Machine Learning Models for Predicting Freeze-Thaw Damage of Concrete Under Subzero Temperature Curing Conditions.

In high-elevation or high-latitude permafrost areas, persistent subzero temperatures significantly impact the freeze-thaw durability of concrete structures. Traditional methods for studying the frost resistance of concrete in permafrost regions do not provide a complete picture for predicting properties, and new approaches are needed using, for example, machine learning algorithms. This study utilizes four machine learning models-Support Vector Machine (SVM), extreme learning machine (ELM), long short-term memory (LSTM), and radial basis function neural network (RBFNN)-to predict freeze-thaw damage factors in concrete under low and subzero temperature conservation conditions. Building on the prediction results, the optimal model is refined to develop a new machine learning model: the Sparrow Search Algorithm-optimized Extreme Learning Machine (SSA-ELM). Furthermore, the SHapley Additive exPlanations (SHAP) value analysis method is employed to interpret this model, clarifying the relationship between factors affecting the freezing resistance of concrete and freeze-thaw damage factors. In conclusion, the empirical formula for concrete freeze-thaw damage is compared and validated against the prediction results from the SSA-ELM model. The study results indicate that the SSA-ELM model offers the most accurate predictions for concrete freeze-thaw resistance compared to the SVM, ELM, LSTM, and RBFNN models. SHAP value analysis quantitatively confirms that the number of freeze-thaw cycles is the most significant input parameter affecting the freeze-thaw damage coefficient of concrete.
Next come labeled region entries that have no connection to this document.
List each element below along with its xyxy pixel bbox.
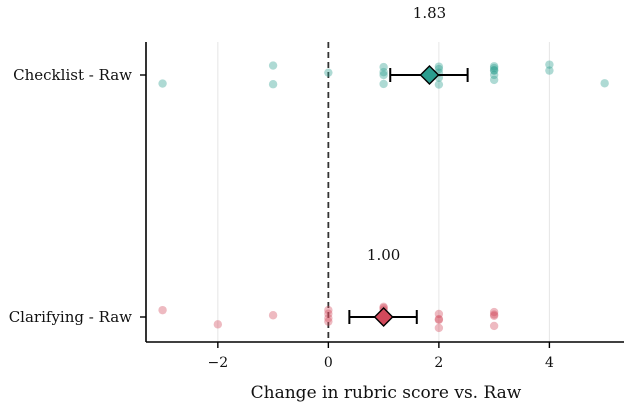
data-point [434,80,444,89]
data-point [379,67,388,77]
data-point [489,307,499,317]
mean-marker [373,307,394,327]
data-point [489,63,499,73]
data-point [434,315,444,325]
data-point [324,305,333,315]
x-axis-title: Change in rubric score vs. Raw [251,383,522,403]
y-tick-label: Clarifying - Raw [9,308,132,326]
data-point [324,309,333,318]
data-point [489,311,499,321]
data-point [489,65,499,75]
data-point [489,310,499,319]
mean-value-label: 1.00 [367,246,400,264]
data-point [489,66,499,75]
data-point [379,62,388,72]
data-point [379,70,388,80]
x-ticks: −2 0 2 4 [208,342,554,371]
data-point [158,305,167,315]
y-ticks: Checklist - Raw Clarifying - Raw [9,66,146,326]
data-point [434,64,444,74]
x-tick-label: −2 [208,355,229,371]
y-tick-label: Checklist - Raw [13,66,132,84]
data-point [268,61,278,70]
data-point [434,314,444,324]
data-point [489,321,499,331]
data-point [324,313,333,323]
data-point [213,320,223,329]
data-point [379,302,388,312]
data-point [324,317,333,326]
data-point [489,62,499,71]
x-tick-label: 0 [324,355,333,371]
data-point [434,323,444,333]
mean-marker [419,65,440,85]
x-tick-label: 2 [434,355,443,371]
data-point [545,66,554,75]
data-point [545,60,554,69]
mean-value-label: 1.83 [413,4,446,22]
data-point [324,68,333,77]
data-point [379,79,388,89]
grid-lines [217,42,550,342]
data-point [158,79,167,88]
data-point [268,311,278,320]
data-point [600,79,609,88]
data-point [489,75,499,85]
data-point [489,70,499,80]
mean-markers: 1.83 1.00 [348,4,469,327]
data-point [268,80,278,89]
data-points [158,60,609,333]
x-tick-label: 4 [545,355,554,371]
data-point [434,62,444,71]
data-point [434,309,444,319]
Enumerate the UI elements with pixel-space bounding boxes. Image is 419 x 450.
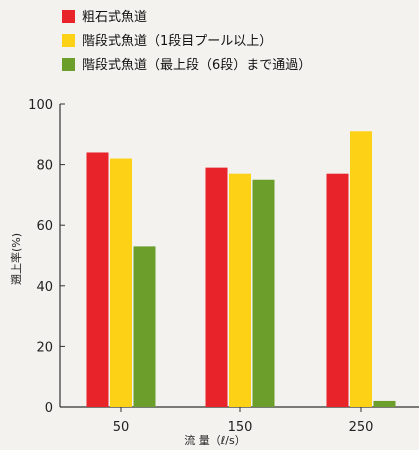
y-tick-label-60: 60 [36,219,53,234]
legend-swatch-1 [62,10,75,23]
y-tick-label-80: 80 [36,159,53,174]
plot-area: 0 20 40 60 80 100 50 150 250 [28,98,419,435]
y-tick-label-100: 100 [28,98,53,113]
bar-150-series-2 [229,173,251,407]
y-tick-label-0: 0 [45,401,53,416]
bar-50-series-3 [133,246,156,407]
legend-label-2: 階段式魚道（1段目プール以上） [82,34,272,49]
x-tick-label-250: 250 [349,420,374,435]
y-tick-label-20: 20 [36,340,53,355]
legend-label-1: 粗石式魚道 [82,10,147,25]
x-tick-label-50: 50 [113,420,130,435]
legend-label-3: 階段式魚道（最上段（6段）まで通過） [82,58,311,73]
bar-50-series-2 [110,158,132,407]
legend-swatch-2 [62,34,75,47]
bar-150-series-1 [205,167,228,407]
y-axis-label: 遡上率(%) [9,233,23,285]
bar-50-series-1 [86,152,109,407]
x-tick-label-150: 150 [228,420,253,435]
bar-250-series-1 [326,173,349,407]
bar-250-series-3 [373,400,396,407]
bar-150-series-3 [252,179,275,407]
bar-250-series-2 [350,131,372,407]
x-axis-label: 流 量（ℓ/s） [184,433,245,447]
y-tick-label-40: 40 [36,280,53,295]
legend-swatch-3 [62,58,75,71]
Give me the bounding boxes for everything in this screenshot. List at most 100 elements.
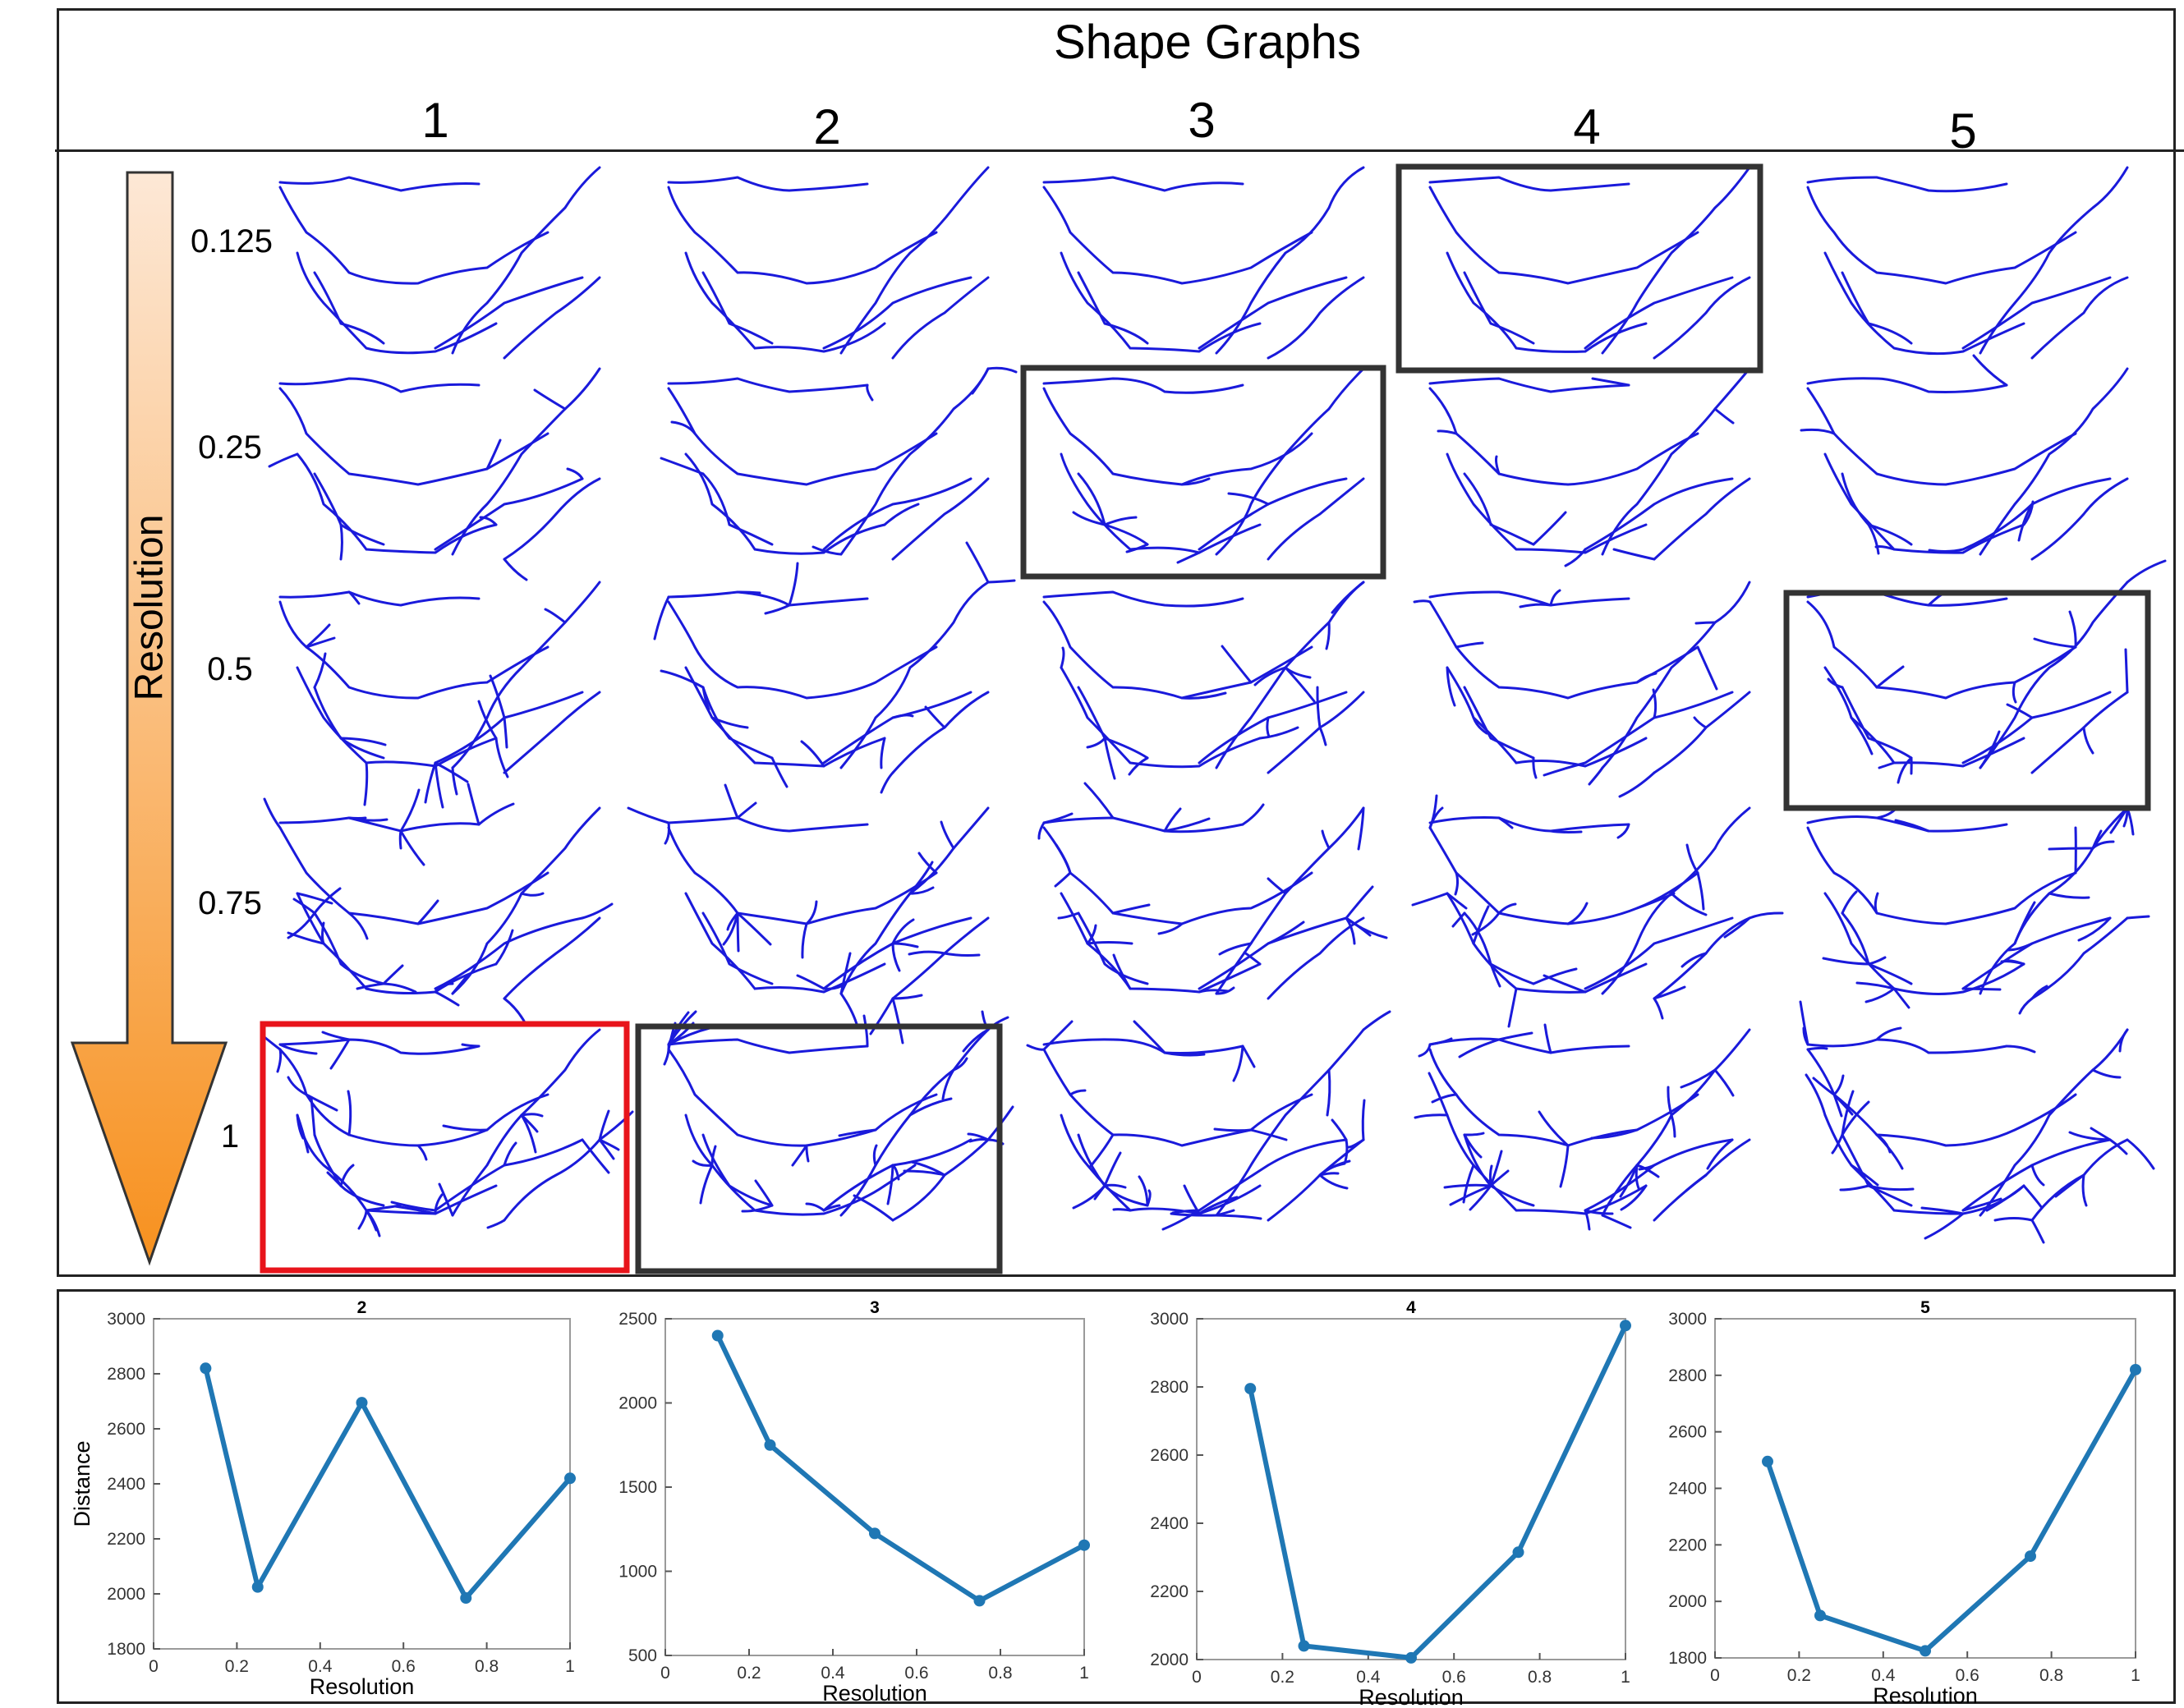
distance-chart-5: 5 0 0.2 0.4 0.6 0.8 1 1800 2000 2200 2400 2600 2800 3… <box>1668 1298 2141 1708</box>
x-tick-label: 0.8 <box>475 1657 499 1676</box>
x-tick-label: 0.6 <box>904 1664 928 1683</box>
shape-graph-3-0.5 <box>1042 581 1365 780</box>
row-label-05: 0.5 <box>207 651 253 687</box>
x-tick-label: 0.6 <box>1442 1668 1466 1687</box>
data-point <box>1512 1546 1524 1559</box>
data-point <box>1762 1455 1773 1467</box>
y-tick-label: 2800 <box>1150 1378 1189 1397</box>
shape-graph-5-0.5 <box>1806 559 2167 784</box>
data-point <box>2130 1363 2141 1375</box>
x-tick-label: 0.6 <box>1956 1666 1979 1685</box>
shape-graph-4-0.25 <box>1428 367 1751 567</box>
y-tick-label: 1800 <box>107 1640 145 1659</box>
x-tick-label: 0.8 <box>1528 1668 1552 1687</box>
shape-graph-3-0.25 <box>1042 367 1381 564</box>
column-header-2: 2 <box>813 99 841 154</box>
page-title: Shape Graphs <box>1053 16 1362 69</box>
chart-title: 3 <box>870 1298 880 1317</box>
data-point <box>711 1329 724 1342</box>
x-tick-label: 0.8 <box>988 1664 1012 1683</box>
shape-graph-2-0.75 <box>627 783 990 1045</box>
highlight-box-4 <box>1395 163 1763 374</box>
chart-title: 5 <box>1920 1298 1930 1317</box>
y-tick-label: 1800 <box>1668 1649 1707 1668</box>
x-axis-label: Resolution <box>822 1681 927 1706</box>
column-header-3: 3 <box>1188 93 1216 148</box>
y-tick-label: 500 <box>628 1646 657 1665</box>
data-point <box>869 1527 880 1540</box>
y-tick-label: 2200 <box>1150 1582 1189 1601</box>
y-tick-label: 1000 <box>618 1563 657 1582</box>
y-tick-label: 2200 <box>1668 1536 1707 1554</box>
shape-graph-4-0.125 <box>1428 166 1751 360</box>
x-tick-label: 0.4 <box>821 1664 845 1683</box>
distance-chart-3: 30 0.2 0.4 0.6 0.8 15001000150020002500Resolu… <box>618 1298 1090 1706</box>
x-tick-label: 1 <box>1621 1668 1630 1687</box>
x-axis-label: Resolution <box>1359 1685 1464 1708</box>
y-tick-label: 2600 <box>1668 1423 1707 1442</box>
x-tick-label: 0.2 <box>1271 1668 1294 1687</box>
x-tick-label: 1 <box>565 1657 575 1676</box>
y-tick-label: 2600 <box>107 1420 145 1439</box>
y-axis-label: Distance <box>70 1440 94 1527</box>
highlight-box-1 <box>260 1021 630 1274</box>
column-header-1: 1 <box>421 93 449 148</box>
resolution-arrow <box>70 171 228 1266</box>
x-tick-label: 0.4 <box>308 1657 333 1676</box>
x-tick-label: 0 <box>660 1664 670 1683</box>
x-tick-label: 0.4 <box>1871 1666 1896 1685</box>
x-tick-label: 0.4 <box>1356 1668 1381 1687</box>
y-tick-label: 2000 <box>1150 1651 1189 1669</box>
y-tick-label: 1500 <box>618 1478 657 1497</box>
y-tick-label: 2000 <box>618 1394 657 1413</box>
y-tick-label: 2500 <box>618 1310 657 1329</box>
header-divider <box>55 149 2184 152</box>
y-tick-label: 3000 <box>1150 1310 1189 1329</box>
data-point <box>1298 1640 1310 1652</box>
row-label-1: 1 <box>220 1118 240 1155</box>
data-point <box>1078 1539 1090 1551</box>
data-point <box>460 1592 472 1605</box>
highlight-box-3 <box>1020 365 1386 580</box>
x-tick-label: 1 <box>2131 1666 2140 1685</box>
data-point <box>973 1595 986 1607</box>
data-point <box>1920 1645 1931 1657</box>
y-tick-label: 3000 <box>107 1310 145 1329</box>
x-tick-label: 0 <box>1192 1668 1202 1687</box>
shape-graph-3-0.125 <box>1042 166 1365 360</box>
data-point <box>764 1439 776 1451</box>
column-header-5: 5 <box>1949 103 1977 158</box>
highlight-box-5 <box>1783 590 2151 811</box>
data-point <box>200 1362 212 1375</box>
chart-title: 4 <box>1406 1298 1416 1317</box>
y-tick-label: 2600 <box>1150 1446 1189 1465</box>
y-tick-label: 2400 <box>1150 1514 1189 1533</box>
x-tick-label: 0.2 <box>737 1664 761 1683</box>
x-tick-label: 0.8 <box>2039 1666 2063 1685</box>
distance-chart-4: 4 0 0.2 0.4 0.6 0.8 1 2000 2200 2400 2600 2800 3000 R… <box>1150 1298 1631 1708</box>
x-tick-label: 0.2 <box>225 1657 249 1676</box>
y-tick-label: 2800 <box>1668 1366 1707 1385</box>
shape-graph-2-0.25 <box>660 366 1018 561</box>
shape-graph-1-0.25 <box>268 367 601 581</box>
shape-graph-3-1 <box>1026 1010 1391 1231</box>
x-tick-label: 0.6 <box>392 1657 416 1676</box>
shape-graphs-panel <box>57 8 2176 1277</box>
shape-graph-2-0.5 <box>653 541 1016 794</box>
shape-graph-4-1 <box>1414 1023 1751 1231</box>
y-tick-label: 2200 <box>107 1530 145 1549</box>
chart-title: 2 <box>357 1298 367 1317</box>
shape-graph-4-0.75 <box>1411 794 1784 1028</box>
highlight-box-2 <box>635 1023 1003 1274</box>
y-tick-label: 2000 <box>107 1585 145 1604</box>
shape-graph-1-0.125 <box>278 166 601 360</box>
shape-graph-3-0.75 <box>1037 782 1388 1000</box>
data-point <box>251 1581 264 1593</box>
shape-graph-5-1 <box>1799 1000 2155 1244</box>
x-tick-label: 1 <box>1079 1664 1089 1683</box>
column-header-4: 4 <box>1573 99 1601 154</box>
distance-chart-2: 2 0 0.2 0.4 0.6 0.8 1 1800 2000 2200 2400 2600 2800 3… <box>70 1298 576 1699</box>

Comparative analysis shows that the accuracy of the SSA-ELMDE prediction set is improved by 15.46%, 9.19%, 21.79%, and 11.76%, respectively, compared with the prediction results of SVM, ELM, LSTM, and RBF. This parameter positively influences the prediction results for the freeze-thaw damage coefficient. Curing humidity has the least influence on the freeze-thaw damage factor of concrete. Comparing the prediction results with empirical formulas shows that the machine learning model provides more accurate predictions. This introduces a new approach for predicting the extent of freeze-thaw damage to concrete under low and subzero temperature conservation conditions.